Her family comes from India, she studies in England and France

“There was always something missing,” she says. You also have to look back. This is the only way to create depth. And balance in perspective. The fact that Hein has a sure instinct for relationships and contexts is probably due to her own history: Hein’s ancestors came to Mauritius from India, later the family moved to England, the father would like to give his daughter a European education. Priya Hein studies law in Manchester and politics in Strasbourg. There she met her husband, with whom she moved to Garching in 2002. India, Mauritius, England, France, Germany – there are quite a few influences and experiences coming together. Nevertheless, Hein doesn’t see herself as an ambassador between cultures, please don’t, she doesn’t want to assume that. “I’m someone who writes about issues that are important to me,” she says.

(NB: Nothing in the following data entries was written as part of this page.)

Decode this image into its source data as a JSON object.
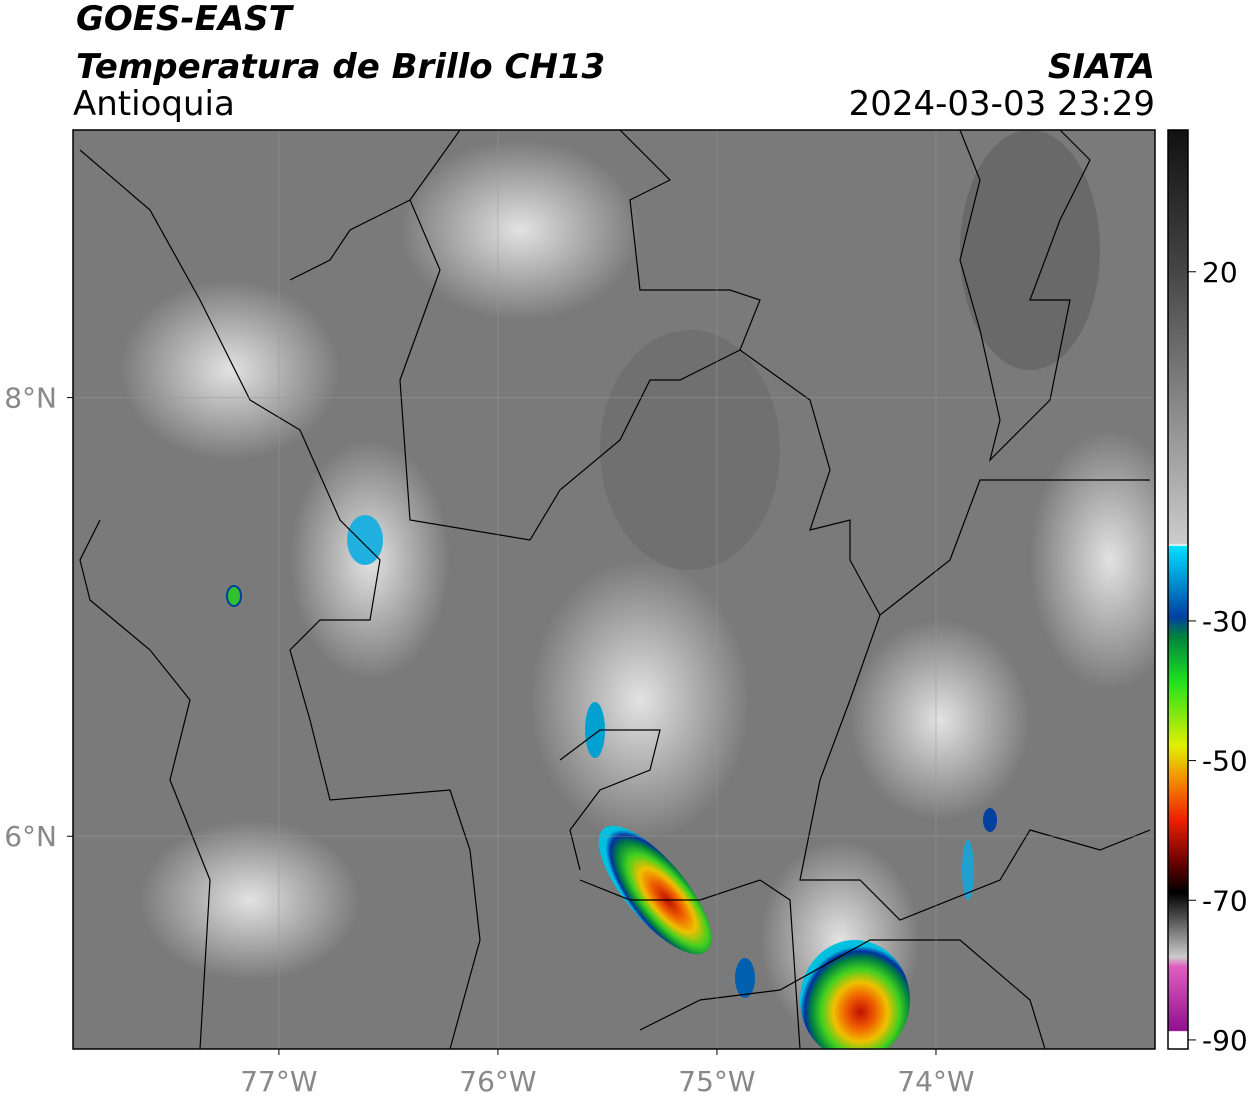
{
  "chart_data": {
    "type": "map",
    "title": "GOES-EAST",
    "subtitle": "Temperatura de Brillo CH13",
    "region": "Antioquia",
    "source": "SIATA",
    "datetime": "2024-03-03 23:29",
    "xlim": [
      -77.94,
      -73.0
    ],
    "ylim": [
      5.03,
      9.22
    ],
    "xticks": [
      {
        "value": -77,
        "label": "77°W"
      },
      {
        "value": -76,
        "label": "76°W"
      },
      {
        "value": -75,
        "label": "75°W"
      },
      {
        "value": -74,
        "label": "74°W"
      }
    ],
    "yticks": [
      {
        "value": 6,
        "label": "6°N"
      },
      {
        "value": 8,
        "label": "8°N"
      }
    ],
    "grid": true,
    "colorbar": {
      "lim": [
        -91.3,
        40.3
      ],
      "ticks": [
        20,
        -30,
        -50,
        -70,
        -90
      ]
    }
  }
}
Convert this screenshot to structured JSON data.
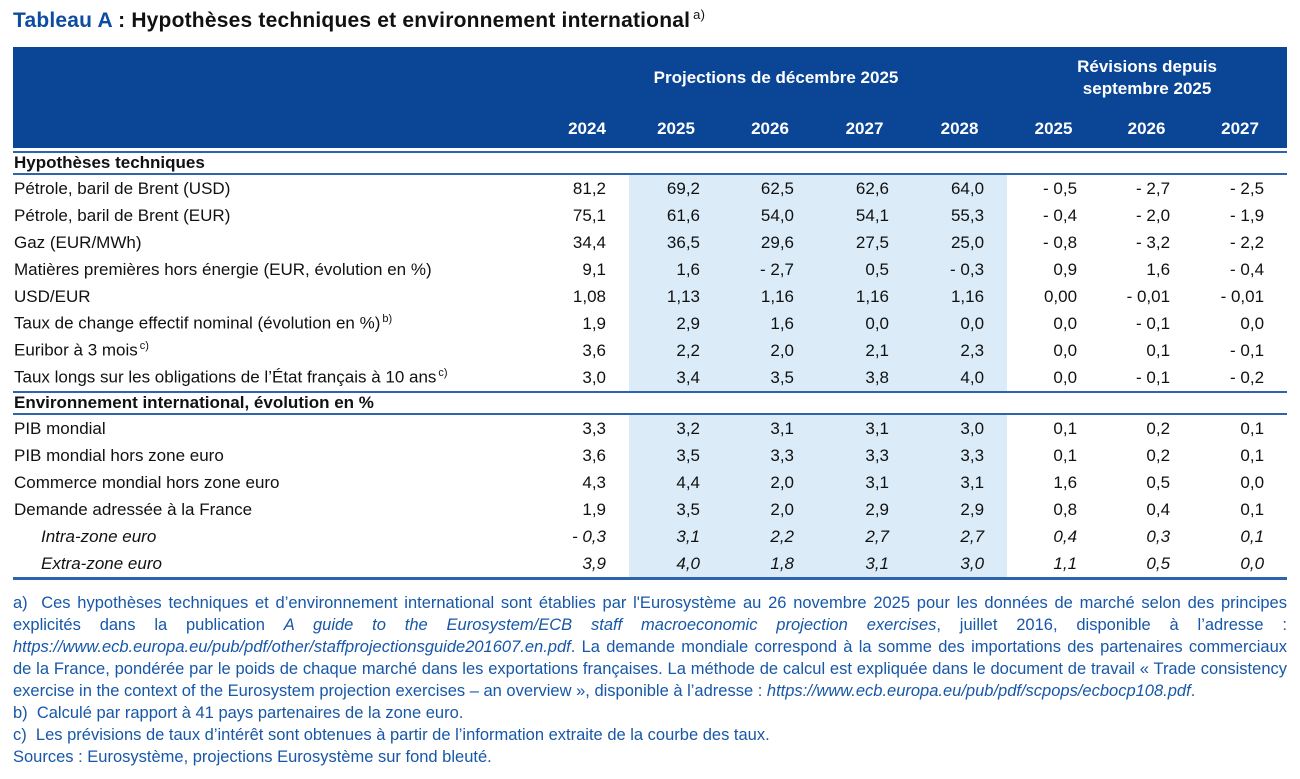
{
  "title": {
    "prefix": "Tableau A",
    "separator": " : ",
    "text": "Hypothèses techniques et environnement international",
    "note_ref": "a)"
  },
  "colors": {
    "header_navy": "#0b4596",
    "projection_shade_blue": "#dbecf8",
    "rule_blue": "#2e63ae",
    "footnote_blue": "#1757a8",
    "title_blue": "#0c4da2"
  },
  "table": {
    "header": {
      "projections_label": "Projections de décembre 2025",
      "revisions_label": "Révisions depuis septembre 2025",
      "years": [
        "2024",
        "2025",
        "2026",
        "2027",
        "2028",
        "2025",
        "2026",
        "2027"
      ]
    },
    "sections": [
      {
        "title": "Hypothèses techniques",
        "rows": [
          {
            "label": "Pétrole, baril de Brent (USD)",
            "sup": "",
            "italic": false,
            "values": [
              "81,2",
              "69,2",
              "62,5",
              "62,6",
              "64,0",
              "- 0,5",
              "- 2,7",
              "- 2,5"
            ]
          },
          {
            "label": "Pétrole, baril de Brent (EUR)",
            "sup": "",
            "italic": false,
            "values": [
              "75,1",
              "61,6",
              "54,0",
              "54,1",
              "55,3",
              "- 0,4",
              "- 2,0",
              "- 1,9"
            ]
          },
          {
            "label": "Gaz (EUR/MWh)",
            "sup": "",
            "italic": false,
            "values": [
              "34,4",
              "36,5",
              "29,6",
              "27,5",
              "25,0",
              "- 0,8",
              "- 3,2",
              "- 2,2"
            ]
          },
          {
            "label": "Matières premières hors énergie (EUR, évolution en %)",
            "sup": "",
            "italic": false,
            "values": [
              "9,1",
              "1,6",
              "- 2,7",
              "0,5",
              "- 0,3",
              "0,9",
              "1,6",
              "- 0,4"
            ]
          },
          {
            "label": "USD/EUR",
            "sup": "",
            "italic": false,
            "values": [
              "1,08",
              "1,13",
              "1,16",
              "1,16",
              "1,16",
              "0,00",
              "- 0,01",
              "- 0,01"
            ]
          },
          {
            "label": "Taux de change effectif nominal (évolution en %)",
            "sup": "b)",
            "italic": false,
            "values": [
              "1,9",
              "2,9",
              "1,6",
              "0,0",
              "0,0",
              "0,0",
              "- 0,1",
              "0,0"
            ]
          },
          {
            "label": "Euribor à 3 mois",
            "sup": "c)",
            "italic": false,
            "values": [
              "3,6",
              "2,2",
              "2,0",
              "2,1",
              "2,3",
              "0,0",
              "0,1",
              "- 0,1"
            ]
          },
          {
            "label": "Taux longs sur les obligations de l’État français à 10 ans",
            "sup": "c)",
            "italic": false,
            "values": [
              "3,0",
              "3,4",
              "3,5",
              "3,8",
              "4,0",
              "0,0",
              "- 0,1",
              "- 0,2"
            ]
          }
        ]
      },
      {
        "title": "Environnement international, évolution en %",
        "rows": [
          {
            "label": "PIB mondial",
            "sup": "",
            "italic": false,
            "values": [
              "3,3",
              "3,2",
              "3,1",
              "3,1",
              "3,0",
              "0,1",
              "0,2",
              "0,1"
            ]
          },
          {
            "label": "PIB mondial hors zone euro",
            "sup": "",
            "italic": false,
            "values": [
              "3,6",
              "3,5",
              "3,3",
              "3,3",
              "3,3",
              "0,1",
              "0,2",
              "0,1"
            ]
          },
          {
            "label": "Commerce mondial hors zone euro",
            "sup": "",
            "italic": false,
            "values": [
              "4,3",
              "4,4",
              "2,0",
              "3,1",
              "3,1",
              "1,6",
              "0,5",
              "0,0"
            ]
          },
          {
            "label": "Demande adressée à la France",
            "sup": "",
            "italic": false,
            "values": [
              "1,9",
              "3,5",
              "2,0",
              "2,9",
              "2,9",
              "0,8",
              "0,4",
              "0,1"
            ]
          },
          {
            "label": "Intra-zone euro",
            "sup": "",
            "italic": true,
            "values": [
              "- 0,3",
              "3,1",
              "2,2",
              "2,7",
              "2,7",
              "0,4",
              "0,3",
              "0,1"
            ]
          },
          {
            "label": "Extra-zone euro",
            "sup": "",
            "italic": true,
            "values": [
              "3,9",
              "4,0",
              "1,8",
              "3,1",
              "3,0",
              "1,1",
              "0,5",
              "0,0"
            ]
          }
        ]
      }
    ]
  },
  "footnotes": {
    "a_segments": [
      {
        "text": "a)  Ces hypothèses techniques et d’environnement international sont établies par l'Eurosystème au 26 novembre 2025 pour les données de marché selon des principes explicités dans la publication ",
        "italic": false
      },
      {
        "text": "A guide to the Eurosystem/ECB staff macroeconomic projection exercises",
        "italic": true
      },
      {
        "text": ", juillet 2016, disponible à l’adresse : ",
        "italic": false
      },
      {
        "text": "https://www.ecb.europa.eu/pub/pdf/other/staffprojectionsguide201607.en.pdf",
        "italic": true
      },
      {
        "text": ". La demande mondiale correspond à la somme des importations des partenaires commerciaux de la France, pondérée par le poids de chaque marché dans les exportations françaises. La méthode de calcul est expliquée dans le document de travail « Trade consistency exercise in the context of the Eurosystem projection exercises – an overview », disponible à l’adresse : ",
        "italic": false
      },
      {
        "text": "https://www.ecb.europa.eu/pub/pdf/scpops/ecbocp108.pdf",
        "italic": true
      },
      {
        "text": ".",
        "italic": false
      }
    ],
    "b": "b)  Calculé par rapport à 41 pays partenaires de la zone euro.",
    "c": "c)  Les prévisions de taux d’intérêt sont obtenues à partir de l’information extraite de la courbe des taux.",
    "sources": "Sources : Eurosystème, projections Eurosystème sur fond bleuté."
  }
}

Even as a child, the Garching native loved to read, and because the selection in the Mauritius library was poor, at some point she began to write her own stories. The story of “Dodo” was written for her daughter in 2009, and her children’s book “Blaubär” was included in the intercultural book box in 2014, a project of the Pill Mayer Foundation for intercultural dialogue.

In “Riambel” she integrated her grandmother’s curry dish and a Mauritian children’s song, but the story has few points of contact with her own life. So Hein went into the slums, scraping the scabs off the wounds that slavery once tore with her questions. Riambel is an ominous place, she should leave it, go away, the ancestors whisper to the young protagonist in the book. But Naomi stays. Happy end? Au contraire. For Hein, on the other hand, things are going well: “Riambel” will be published in French in 2022, and a year later by an English publisher. So far, German houses have said that her book is too short. But Priya Hein does not yet know whether she would like to extend it.